JAKARTA, KOMPAS--Defisit neraca perdagangan November 2018 merupakan yang terdalam, setidaknya sejak Januari 2014. Tren kenaikan volume impor minyak dan gas serta penurunan ekspor minyak sawit menjadi faktor penekan neraca perdagangan.
Berdasarkan data Badan Pusat Statistik (BPS) yang dipaparkan Senin (17/12/2018), neraca perdagangan November 2018 defisit 2,047 miliar dollar AS. Dengan demikian, neraca perdagangan Januari-November 2018 defisit 7,515 miliar dollar AS.
Menurut ekonom Institute for Development of Economics and Finance Bhima Yudhistira, defisit neraca perdagangan November 2018 menjadi lampu kuning bagi pemerintah. “Semakin dalam defisit neraca perdagangan, semakin dalam pula defisit transaksi berjalan negara. Akibatnya, kebutuhan terhadap dollar AS meningkat dan menimbulkan kerentanan terhadap nilai tukar rupiah,” katanya.
Penyumbang terbesar defisit adalah sektor minyak dan gas (migas). Pada November, defisit migas 1,4 miliar dollar AS, sedangkan pada Januari-November 2018 defisit 12,1 miliar dollar AS.
Kepala BPS Suhariyanto dalam jumpa pers, Senin, mengatakan, kendati harga minyak dunia turun, volume impor migas tetap harus dipantau.
Sejauh ini, perluasan pemanfaatan bahan bakar nabati, yakni 20 persen untuk setiap 1 liter solar, belum berdampak signifikan mengurangi defisit migas.
“Kuncinya pada industrialisasi dan hilirisasi. Hal itu membutuhkan waktu. Selain itu, berdasarkan tren, pada akhir tahun kegiatan ekspor-impor melambat akibat hari libur. Kegiatan perdagangan bergantung pada jumlah hari libur,” katanya.
Ekspor minyak sawit pada Januari-November 2018 yang turun 10,82 persen secara tahunan turut menekan ekspor nonmigas. Hal ini antara lain akibat permintaan India dan negara-negara Eropa yang anjlok.
Secara terpisah, Direktur Jenderal Perundingan Perdagangan Internasional Kementerian Perdagangan Iman Pambagyo memaparkan, pihaknya tengah bernegosiasi dengan pemerintah India. “Dalam urusan minyak sawit, jangan sampai ada perlakukan berbeda (dari India) terhadap Indonesia,” ujarnya.
Sementara, untuk mengatasi defisit sektor migas di neraca perdagangan, Bhima mengusulkan kebijakan mandatori penggunaan B20 diperluas untuk subtitusi tenaga pembangkit listrik. Saat ini, pembangkit listrik masih membutuhkan impor solar.

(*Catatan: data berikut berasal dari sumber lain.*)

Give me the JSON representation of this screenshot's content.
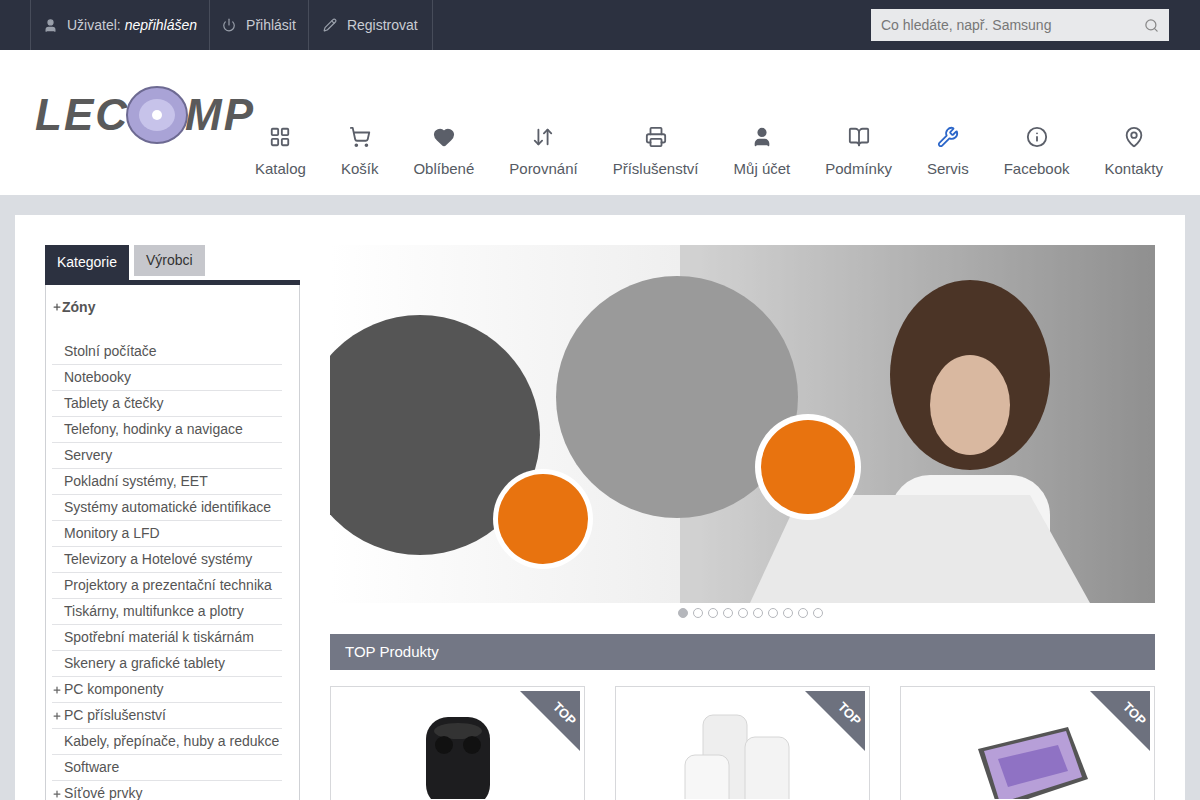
{
  "topbar": {
    "user_label": "Uživatel:",
    "user_value": "nepřihlášen",
    "login": "Přihlásit",
    "register": "Registrovat",
    "search_placeholder": "Co hledáte, např. Samsung"
  },
  "logo": {
    "left": "LEC",
    "right": "MP"
  },
  "nav": [
    {
      "label": "Katalog",
      "highlighted": false
    },
    {
      "label": "Košík",
      "highlighted": false
    },
    {
      "label": "Oblíbené",
      "highlighted": false
    },
    {
      "label": "Porovnání",
      "highlighted": false
    },
    {
      "label": "Příslušenství",
      "highlighted": false
    },
    {
      "label": "Můj účet",
      "highlighted": false
    },
    {
      "label": "Podmínky",
      "highlighted": false
    },
    {
      "label": "Servis",
      "highlighted": true
    },
    {
      "label": "Facebook",
      "highlighted": false
    },
    {
      "label": "Kontakty",
      "highlighted": false
    }
  ],
  "sidebar": {
    "tabs": [
      {
        "label": "Kategorie",
        "selected": true
      },
      {
        "label": "Výrobci",
        "selected": false
      }
    ],
    "zone": {
      "label": "Zóny",
      "expandable": true
    },
    "items": [
      {
        "label": "Stolní počítače",
        "expandable": false
      },
      {
        "label": "Notebooky",
        "expandable": false
      },
      {
        "label": "Tablety a čtečky",
        "expandable": false
      },
      {
        "label": "Telefony, hodinky a navigace",
        "expandable": false
      },
      {
        "label": "Servery",
        "expandable": false
      },
      {
        "label": "Pokladní systémy, EET",
        "expandable": false
      },
      {
        "label": "Systémy automatické identifikace",
        "expandable": false
      },
      {
        "label": "Monitory a LFD",
        "expandable": false
      },
      {
        "label": "Televizory a Hotelové systémy",
        "expandable": false
      },
      {
        "label": "Projektory a prezentační technika",
        "expandable": false
      },
      {
        "label": "Tiskárny, multifunkce a plotry",
        "expandable": false
      },
      {
        "label": "Spotřební materiál k tiskárnám",
        "expandable": false
      },
      {
        "label": "Skenery a grafické tablety",
        "expandable": false
      },
      {
        "label": "PC komponenty",
        "expandable": true
      },
      {
        "label": "PC příslušenství",
        "expandable": true
      },
      {
        "label": "Kabely, přepínače, huby a redukce",
        "expandable": false
      },
      {
        "label": "Software",
        "expandable": false
      },
      {
        "label": "Síťové prvky",
        "expandable": true
      }
    ]
  },
  "banner": {
    "slides": [
      {
        "selected": true
      },
      {
        "selected": false
      },
      {
        "selected": false
      },
      {
        "selected": false
      },
      {
        "selected": false
      },
      {
        "selected": false
      },
      {
        "selected": false
      },
      {
        "selected": false
      },
      {
        "selected": false
      },
      {
        "selected": false
      }
    ]
  },
  "top_products": {
    "title": "TOP Produkty",
    "items": [
      {
        "badge": "TOP",
        "kind": "earbuds"
      },
      {
        "badge": "TOP",
        "kind": "mesh"
      },
      {
        "badge": "TOP",
        "kind": "tablet"
      }
    ]
  }
}
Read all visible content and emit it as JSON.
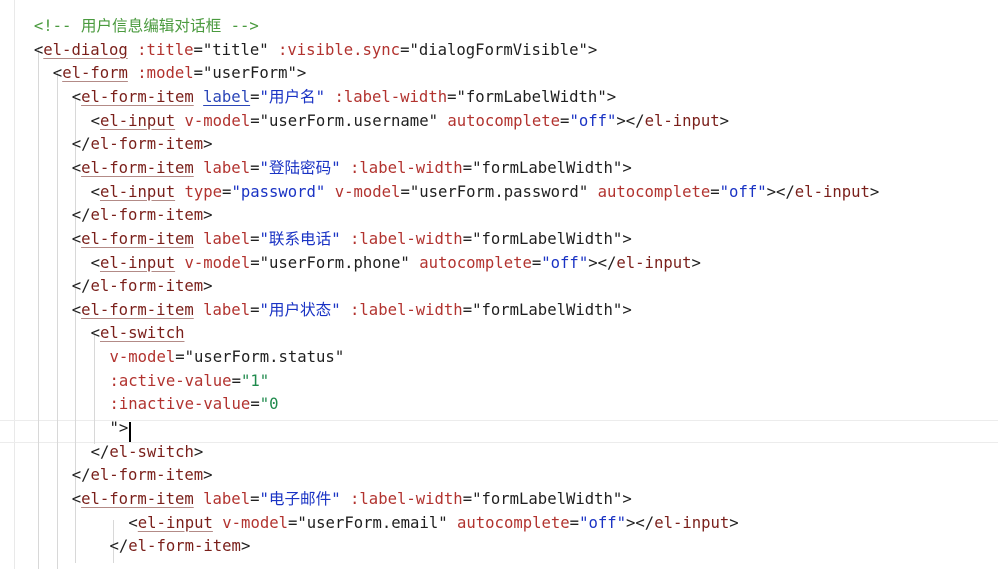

Secara terpisah, Kepala Biro Komunikasi, Layanan Informasi Publik, dan Kerja Sama pada Kementerian Energi dan Sumber Daya Mineral Agung Pribadi mengatakan, kewajiban pencampuran biodiesel ke dalam solar masih menjadi cara strategis untuk menekan defisit neraca perdagangan. Dalam jangka panjang, eksplorasi akan digiatkan untuk meningkatkan produksi minyak mentah di dalam negeri.
Makin menantang
Sementara itu, Menteri Keuangan Sri Mulyani Indrawati mengatakan, upaya mendorong pertumbuhan ekspor semakin menantang, baik dari jenis komoditas maupun negara tujuan. Tantangan memacu ekspor dipengaruhi faktor eksternal dan kemampuan industri dalam negeri yang belum siginifikan untuk menghasilkan substitusi impor.
“Kita harus melihat berbagai komoditas yang pasarnya sensitif terhadap isu-isu non ekonomi yang jadi penghambat ekspor kita. Adapun pasar-pasar baru, dalam kondisi ekonomi sekarang tendensinya melemah. Jadi kemampuan menyerap ekspor terbatas,” katanya.
Sri Mulyani menambahkan, selama ini ekspor dipacu dengan cara meningkatkan daya saing melalui berbagai insentif. Namun, insentif yang diberikan kerap terganjal dinamika pasar global yang tak menentu. “Sektor migas dan non migas harus memperhatikan kemampuan industri dalam negeri untuk menghasilkan substitusi,” ujarnya.